Da der Beweiswert eines Gutachtens vom inneren Wahrheitsgehalt abhängt, obliegt es der Behörde, dieses auf dessen Vollständigkeit, die Freiheit von Widersprüchen und auf dessen Schlüssigkeit hin zu überprüfen. Bestehen gegen die Richtigkeit von Befundannahmen oder betreffend die Vollständigkeit, Widerspruchsfreiheit und Schlüssigkeit eines Gutachtens Bedenken, hat die Behörde - je nach Lage des Falles - durch entsprechend konkrete Aufträge für die Richtigstellung bzw. Vervollständigung zu sorgen und erforderlichenfalls weitere Gutachten einzuholen (vgl. Hengstschläger/Leeb, AVG, Rz. 14 und 62 zu § 52, und die dort referierte Rechtsprechung). Unterlässt dies die Behörde, oder begnügt sie sich mit einer formelhaften Erklärung der medizinischen Sachverständigen und legt sie diese und das darauf basierende, unschlüssige Gutachten ihrer Entscheidung zugrunde, wird sie ihrer Pflicht zur Ermittlung des maßgeblichen Sachverhalts gemäß § 37 iVm.

§ 39 Abs. 2 AVG nicht gerecht (vgl. Hengstschläger/Leeb, AVG, Rz. 62 zu § 52)

Im fortgesetzten Verfahren wird die belangte Behörde daher ein neues Sachverständigengutachten einzuholen und ihrer Entscheidung zu Grunde zu legen haben. Sie wird unter Berücksichtigung sämtlicher, vom BF vorgelegten Gutachten und Befunde darauf Bedacht zu nehmen haben, welchen Einfluss die weiter festgestellten Leiden auf den Gesamtgrad der Behinderung der BF haben, und schließlich, ob das ärztliche Sachverständigengutachten den oben aufgezeigten Anforderungen an ein Gutachten (Vollständigkeit, Schlüssigkeit und Widerspruchsfreiheit) genügt.

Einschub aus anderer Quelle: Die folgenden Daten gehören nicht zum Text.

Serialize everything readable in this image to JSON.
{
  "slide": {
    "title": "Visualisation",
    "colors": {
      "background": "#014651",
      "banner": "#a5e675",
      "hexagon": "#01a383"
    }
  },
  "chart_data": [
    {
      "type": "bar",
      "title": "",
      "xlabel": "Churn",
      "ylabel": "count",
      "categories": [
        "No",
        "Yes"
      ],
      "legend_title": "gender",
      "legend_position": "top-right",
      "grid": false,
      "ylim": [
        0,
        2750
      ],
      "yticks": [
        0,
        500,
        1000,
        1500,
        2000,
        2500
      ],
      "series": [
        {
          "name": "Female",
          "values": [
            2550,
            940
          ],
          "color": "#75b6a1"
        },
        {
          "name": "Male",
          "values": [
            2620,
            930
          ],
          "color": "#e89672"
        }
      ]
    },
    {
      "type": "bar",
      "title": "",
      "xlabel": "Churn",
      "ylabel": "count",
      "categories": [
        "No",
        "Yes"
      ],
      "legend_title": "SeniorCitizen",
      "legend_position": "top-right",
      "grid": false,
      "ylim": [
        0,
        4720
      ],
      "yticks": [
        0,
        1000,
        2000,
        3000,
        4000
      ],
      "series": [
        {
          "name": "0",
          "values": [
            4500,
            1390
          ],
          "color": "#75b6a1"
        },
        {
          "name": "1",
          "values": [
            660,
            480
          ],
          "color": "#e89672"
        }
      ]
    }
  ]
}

Aus den angeführten Gründen erweisen sich das Sachverständigengutachten und die in der Folge ergangene ärztliche Stellungnahme als mangelhaft und die Beschwerde als begründet.

Gemäß § 24 Abs. 2 Z 1 VwGVG konnte von der Durchführung einer mündlichen Verhandlung abgesehen werden, da schon auf Grund der Aktenlage feststand, dass der angefochtene Bescheid aufzuheben war.

Zu Spruchpunkt B)

Gemäß § 25 a Abs. 1 VwGG hat das Verwaltungsgericht im Spruch seines Erkenntnisses oder Beschlusses auszusprechen, ob die Revision gemäß Art. 133 Abs. 4 B-VG zulässig ist und den Ausspruch kurz zu begründen.

Gegen diese Entscheidung ist eine Revision gemäß Art. 133 Abs. 4 B-VG nicht zulässig, zumal der vorliegende Anlassfall keine Rechtsfragen von grundsätzlicher Bedeutung aufwirft. Die Regelung des § 28 Abs. 3 VwGVG ist klar und deutlich und entspricht konzeptionell jener des § 66 Abs. 2 AVG, sodass die zu dieser Bestimmung ergangene Rechtsprechung des Verwaltungsgerichtshofes auf die Regelung des § 28 Abs. 3 leg. cit. übertragbar ist. Die gegenständliche Entscheidung weicht von der bisherigen Rechtsprechung des Verwaltungsgerichtshofes weder ab, noch mangelt es an einer einschlägigen Rechtsprechung, noch gibt es Anhaltspunkte, die auf eine etwaige Uneinheitlichkeit oberstgerichtlicher Judikate schließen ließen. Ebenso wenig liegen sonstige Hinweise auf eine grundsätzliche Bedeutung der zu lösenden Rechtsfrage vor.